There has been a noticeable rise in allergic diseases (like asthma), especially in industrialized nations.1 Several hypotheses have been suggested to account for this fact, but the one that seems to have the most evidence stacking up in its favor is the hygiene hypothesis. This hypothesis suggests that many children who live in industrialized nations are raised in an environment that is just too clean. Because of this, they are not exposed to infectious agents and parasites that properly “train” their immune system. In addition, they miss out on some of the good bacteria and fungi that would take up residence in their body and support their immune system. As a result, the natural development of the immune system is stunted, and the body doesn’t know how to properly respond to certain foreign agents.

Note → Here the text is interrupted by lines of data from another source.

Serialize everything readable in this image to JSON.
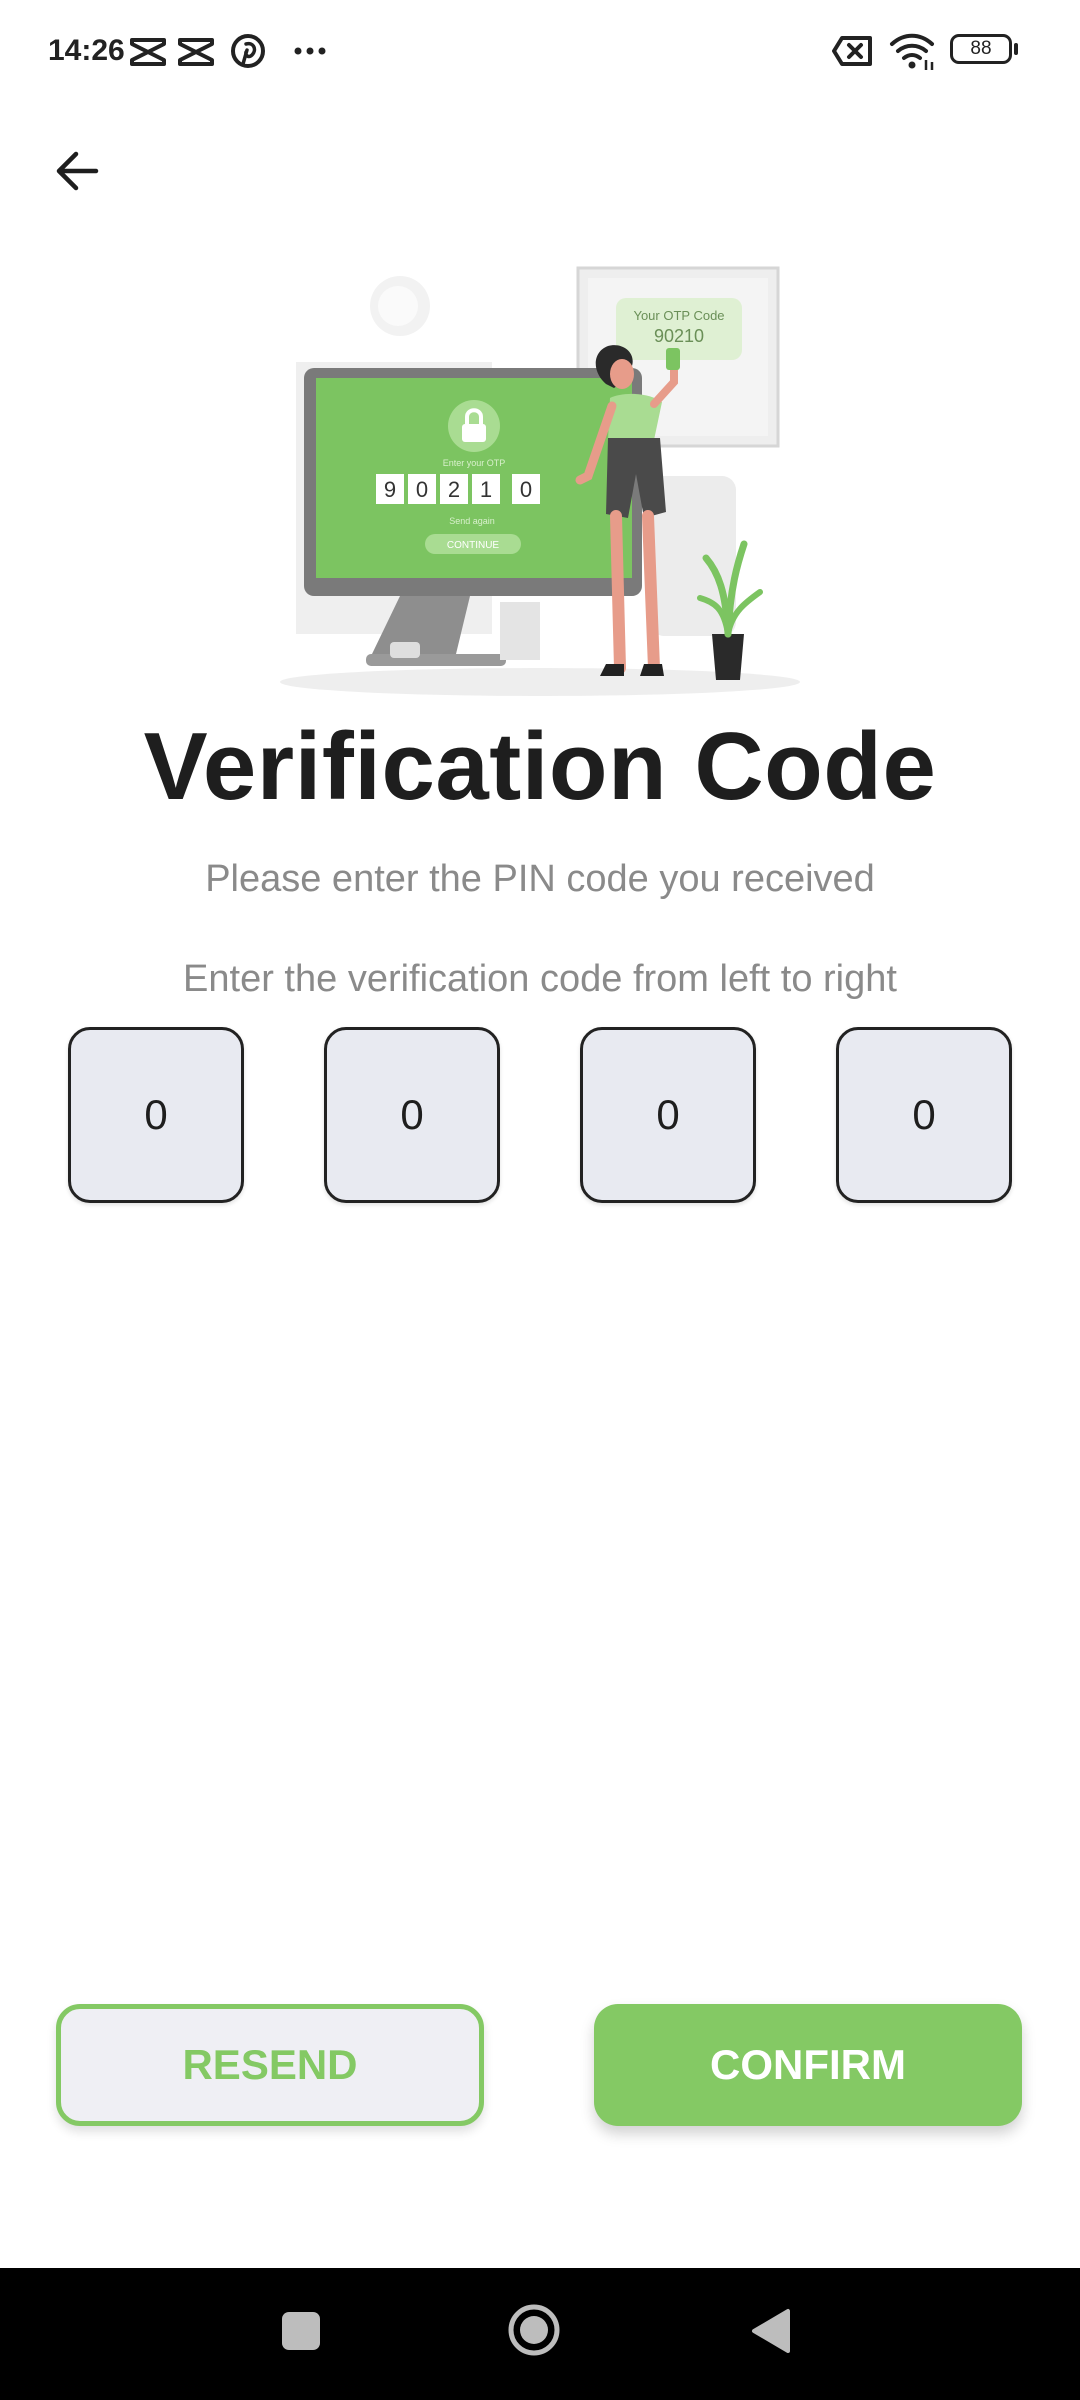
{
  "status_bar": {
    "time": "14:26",
    "left_icons": [
      "capcut-icon",
      "capcut-icon",
      "pinterest-icon",
      "more-dots-icon"
    ],
    "right_icons": [
      "sim-x-icon",
      "wifi-icon",
      "battery-icon"
    ],
    "battery": "88"
  },
  "header": {
    "back_icon": "arrow-left-icon"
  },
  "illustration": {
    "otp_card_label": "Your OTP Code",
    "otp_card_code": "90210",
    "screen_prompt": "Enter your OTP",
    "screen_digits": [
      "9",
      "0",
      "2",
      "1",
      "0"
    ],
    "screen_send_again": "Send again",
    "screen_continue": "CONTINUE"
  },
  "main": {
    "title": "Verification Code",
    "subtitle": "Please enter the PIN code you received",
    "instruction": "Enter the verification code from left to right",
    "pin_digits": [
      "0",
      "0",
      "0",
      "0"
    ]
  },
  "actions": {
    "resend_label": "RESEND",
    "confirm_label": "CONFIRM"
  },
  "colors": {
    "accent": "#84c964",
    "pin_background": "#e8eaf1",
    "text_primary": "#1e1e1e",
    "text_secondary": "#8a8a8a",
    "nav_bar": "#000000"
  },
  "nav_bar": {
    "icons": [
      "recents-square-icon",
      "home-circle-icon",
      "back-triangle-icon"
    ]
  }
}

Several studies have shown a relationship between the cleanliness of a child’s environment and the child’s risk of developing an allergic disease. For example, studies have shown that children who grow up in rural settings are less likely to develop allergic diseases than those who grow up in urban settings.2 Even within rural settings, there is a difference. Children who grow up on farms seem to be the most protected against asthma and other allergic diseases.3
While there is a lot of indirect evidence for the hygiene hypothesis, a biological mechanism for why a “dirty” environment helps protect children against allergic diseases has been lacking. A recent study from Europe, however, has changed that.4
In the study, the authors first exposed mice to farm dust. They then showed that the exposed mice weren’t allergic to dust mites, one of the leading causes of allergy among people. In studying the biochemistry of the mice, they found that when the mice were exposed to the farm dust, their bodies responded by making a particular protein (called A20) in the mucous membranes of the lungs. That protein reduced the strength of the immune reaction caused by the dust mites, protecting the mice from an allergic reaction. When the authors disabled the protein, the mice became allergic to the dust mites.

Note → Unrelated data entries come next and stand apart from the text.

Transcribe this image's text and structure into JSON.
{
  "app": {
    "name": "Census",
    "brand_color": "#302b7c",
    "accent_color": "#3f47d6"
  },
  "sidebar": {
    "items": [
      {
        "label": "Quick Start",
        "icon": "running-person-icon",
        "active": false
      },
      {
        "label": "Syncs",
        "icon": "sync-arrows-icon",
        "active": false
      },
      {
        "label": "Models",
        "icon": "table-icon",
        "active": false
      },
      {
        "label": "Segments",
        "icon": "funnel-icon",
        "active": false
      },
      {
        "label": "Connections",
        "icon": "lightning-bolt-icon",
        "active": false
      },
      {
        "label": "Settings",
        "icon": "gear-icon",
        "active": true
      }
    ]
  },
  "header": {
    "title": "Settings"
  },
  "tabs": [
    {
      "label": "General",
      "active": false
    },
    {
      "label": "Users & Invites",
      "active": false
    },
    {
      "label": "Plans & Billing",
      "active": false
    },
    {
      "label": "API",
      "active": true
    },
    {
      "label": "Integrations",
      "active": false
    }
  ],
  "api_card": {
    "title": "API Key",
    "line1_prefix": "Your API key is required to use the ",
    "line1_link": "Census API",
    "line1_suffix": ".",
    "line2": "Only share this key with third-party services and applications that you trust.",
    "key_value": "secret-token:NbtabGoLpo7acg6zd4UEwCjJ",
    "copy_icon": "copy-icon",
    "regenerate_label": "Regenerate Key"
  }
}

Of course, mice aren’t people, so the authors had to make sure these results were applicable to children. They examined lung tissue from healthy children, children with mild asthma, and children with severe asthma. They found that the production of A20 was highest in the healthy children, lower in the children with mild asthma, and even lower in the children with severe asthma.
Finally, the authors studied 1,707 children whose farm exposure was known from a previous study. Most of the children who grew up on farms or were regularly exposed to farming did not have allergy problems, but some of them did. The authors showed that the ones who did have allergy problems were very likely to have a variant of the A20 protein, which was much less efficient at reducing the reaction of the mucous membranes in the lung. In the end, then, this study seems to provide a direct mechanism to explain how frequent exposure to farms in childhood reduces a child’s risk of developing allergic diseases.

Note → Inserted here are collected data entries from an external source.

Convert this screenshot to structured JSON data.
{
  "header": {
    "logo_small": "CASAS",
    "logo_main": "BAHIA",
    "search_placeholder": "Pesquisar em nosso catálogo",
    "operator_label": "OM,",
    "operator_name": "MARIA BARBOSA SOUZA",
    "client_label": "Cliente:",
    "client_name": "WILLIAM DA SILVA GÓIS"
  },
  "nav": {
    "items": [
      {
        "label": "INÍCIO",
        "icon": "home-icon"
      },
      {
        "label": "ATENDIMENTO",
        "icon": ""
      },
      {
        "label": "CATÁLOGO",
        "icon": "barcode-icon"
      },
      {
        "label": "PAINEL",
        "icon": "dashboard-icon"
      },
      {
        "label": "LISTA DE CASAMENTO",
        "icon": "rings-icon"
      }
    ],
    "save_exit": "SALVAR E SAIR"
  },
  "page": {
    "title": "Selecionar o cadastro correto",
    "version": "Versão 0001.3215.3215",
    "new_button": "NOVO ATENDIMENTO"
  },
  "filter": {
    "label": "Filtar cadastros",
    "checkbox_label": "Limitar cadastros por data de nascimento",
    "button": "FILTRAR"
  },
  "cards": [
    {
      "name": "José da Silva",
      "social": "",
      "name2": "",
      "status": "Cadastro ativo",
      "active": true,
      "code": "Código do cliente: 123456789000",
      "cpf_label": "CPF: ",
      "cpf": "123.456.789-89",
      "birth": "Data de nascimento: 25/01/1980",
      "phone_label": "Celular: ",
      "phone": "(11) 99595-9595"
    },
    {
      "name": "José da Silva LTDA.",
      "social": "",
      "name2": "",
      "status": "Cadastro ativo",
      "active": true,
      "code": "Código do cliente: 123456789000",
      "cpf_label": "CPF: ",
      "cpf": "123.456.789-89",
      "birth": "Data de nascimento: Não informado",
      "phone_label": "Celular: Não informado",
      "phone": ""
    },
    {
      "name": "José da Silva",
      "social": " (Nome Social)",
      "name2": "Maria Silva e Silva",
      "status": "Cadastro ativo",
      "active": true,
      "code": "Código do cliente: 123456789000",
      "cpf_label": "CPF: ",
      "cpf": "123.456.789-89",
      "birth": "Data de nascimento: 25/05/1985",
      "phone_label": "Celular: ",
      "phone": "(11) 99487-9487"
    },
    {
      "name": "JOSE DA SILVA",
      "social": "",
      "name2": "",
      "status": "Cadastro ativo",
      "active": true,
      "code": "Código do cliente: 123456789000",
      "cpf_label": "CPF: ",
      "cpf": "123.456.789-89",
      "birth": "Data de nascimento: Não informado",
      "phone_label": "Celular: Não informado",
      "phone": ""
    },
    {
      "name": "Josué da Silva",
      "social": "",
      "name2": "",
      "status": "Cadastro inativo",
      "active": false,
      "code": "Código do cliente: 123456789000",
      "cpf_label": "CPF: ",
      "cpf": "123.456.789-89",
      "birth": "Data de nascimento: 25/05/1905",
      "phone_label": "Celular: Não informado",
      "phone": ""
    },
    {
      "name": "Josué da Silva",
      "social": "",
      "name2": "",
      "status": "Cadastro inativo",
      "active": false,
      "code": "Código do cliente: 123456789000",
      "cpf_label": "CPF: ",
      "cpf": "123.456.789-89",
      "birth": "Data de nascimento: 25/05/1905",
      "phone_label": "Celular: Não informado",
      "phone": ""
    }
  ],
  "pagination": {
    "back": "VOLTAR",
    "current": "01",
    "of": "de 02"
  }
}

When you combine all the studies that have been done so far, it seems clear that growing up in too clean of an environment might be harmful to a child’s immune development. Children should be allowed to get dirty. It seems they were designed to do just that. Of course, growing up in too dirty of an environment can also be unhealthy, so a balance must be reached. As my mother always said, “A home should be clean enough to be healthy, but dirty enough to be happy.”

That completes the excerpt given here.